Engineering creates the operational backbone. Secure cloud environments, APIs, automation, microservices and scalable platforms help agencies reduce technical debt, improve interoperability and accelerate the rollout of new capabilities. This is how brittle legacy environments begin to give way to resilient digital infrastructure.
Data turns records into usable intelligence. Modern platforms make it easier to share information in real time, improve decision-making and support analytics that guide policy, operations and resource allocation. When data is connected rather than trapped in departments or formats, agencies can act with greater speed and confidence.
Experience ensures modernization creates value for the people using it. That includes citizens seeking services, employees navigating internal tools and leaders trying to understand performance. Public sector transformation works best when services are intuitive, accessible and designed around real needs, not just organizational charts.
Governance makes modernization durable. Security, compliance, privacy, accessibility and accountability cannot be bolted on later. They need to be embedded from the start, with clear controls, measurable KPIs and continuous monitoring that help agencies sustain progress over time.
Breaking down silos across agencies and teams
Modernization succeeds when agencies stop organizing solely around systems and start organizing around outcomes. Cross-functional teams aligned to specific services or mission goals can break through the fragmentation that slows public sector delivery. Agile and DevOps ways of working help teams deliver in weeks rather than months, respond more quickly to policy changes and citizen feedback and create momentum through iteration rather than delay.
This shift is especially important in government, where legacy processes often reinforce institutional boundaries. Records teams, IT, service owners, policy leaders and compliance stakeholders may all be working toward related goals without a shared delivery model.
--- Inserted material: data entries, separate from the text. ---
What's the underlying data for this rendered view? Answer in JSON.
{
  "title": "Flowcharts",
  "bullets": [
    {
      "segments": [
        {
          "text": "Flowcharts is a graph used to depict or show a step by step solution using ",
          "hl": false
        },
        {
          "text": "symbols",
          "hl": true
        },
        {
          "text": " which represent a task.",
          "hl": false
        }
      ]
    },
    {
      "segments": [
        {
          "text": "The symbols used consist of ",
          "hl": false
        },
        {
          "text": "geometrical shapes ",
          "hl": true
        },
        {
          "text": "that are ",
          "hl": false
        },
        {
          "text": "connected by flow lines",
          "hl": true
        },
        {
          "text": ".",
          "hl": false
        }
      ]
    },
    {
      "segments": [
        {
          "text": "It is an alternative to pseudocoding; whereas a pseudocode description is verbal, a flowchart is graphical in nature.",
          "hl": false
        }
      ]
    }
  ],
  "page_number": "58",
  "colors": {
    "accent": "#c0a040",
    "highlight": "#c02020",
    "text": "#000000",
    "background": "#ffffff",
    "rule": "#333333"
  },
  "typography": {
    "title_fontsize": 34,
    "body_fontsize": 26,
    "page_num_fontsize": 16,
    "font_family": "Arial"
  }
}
Bringing them together around value streams, product thinking and measurable outcomes helps agencies prioritize the highest-impact initiatives and make change stick.
Measuring what matters
Transformation is more credible when it is measurable. Public sector leaders need visibility into both engineering maturity and mission impact. That means defining KPIs that track value, accountability and progress over time, then automating measurement wherever possible. Agencies can use these metrics to identify bottlenecks, prioritize interventions and ensure modernization is improving performance rather than just changing infrastructure.
The outcomes that matter most are not limited to technology. They include faster service delivery, stronger resilience, better accessibility, reduced manual effort, improved transparency and increased trust. In some public sector transformations, this kind of approach has delivered significant productivity gains, improved system resiliency and faster response to public needs.
From legacy estates to digital-government foundation
The broader lesson is clear: records modernization should not sit at the edge of government transformation. It should be treated as part of the foundation. When legacy paper archives, on-premise systems and fragmented operational content are migrated, governed and connected in the right way, they support more than preservation. They support continuity across agencies, better employee decision-making, more responsive citizen services and a more trustworthy public institution.
For senior leaders across federal, state and local government, the opportunity is to move beyond modernization as a series of disconnected programs. The future belongs to agencies that align engineering, data, experience and governance into one transformation model—one that improves operational efficiency, strengthens public trust and creates a digital foundation ready for what comes next.
Modernizing legacy records is important. Modernizing how government works around them is what unlocks lasting value.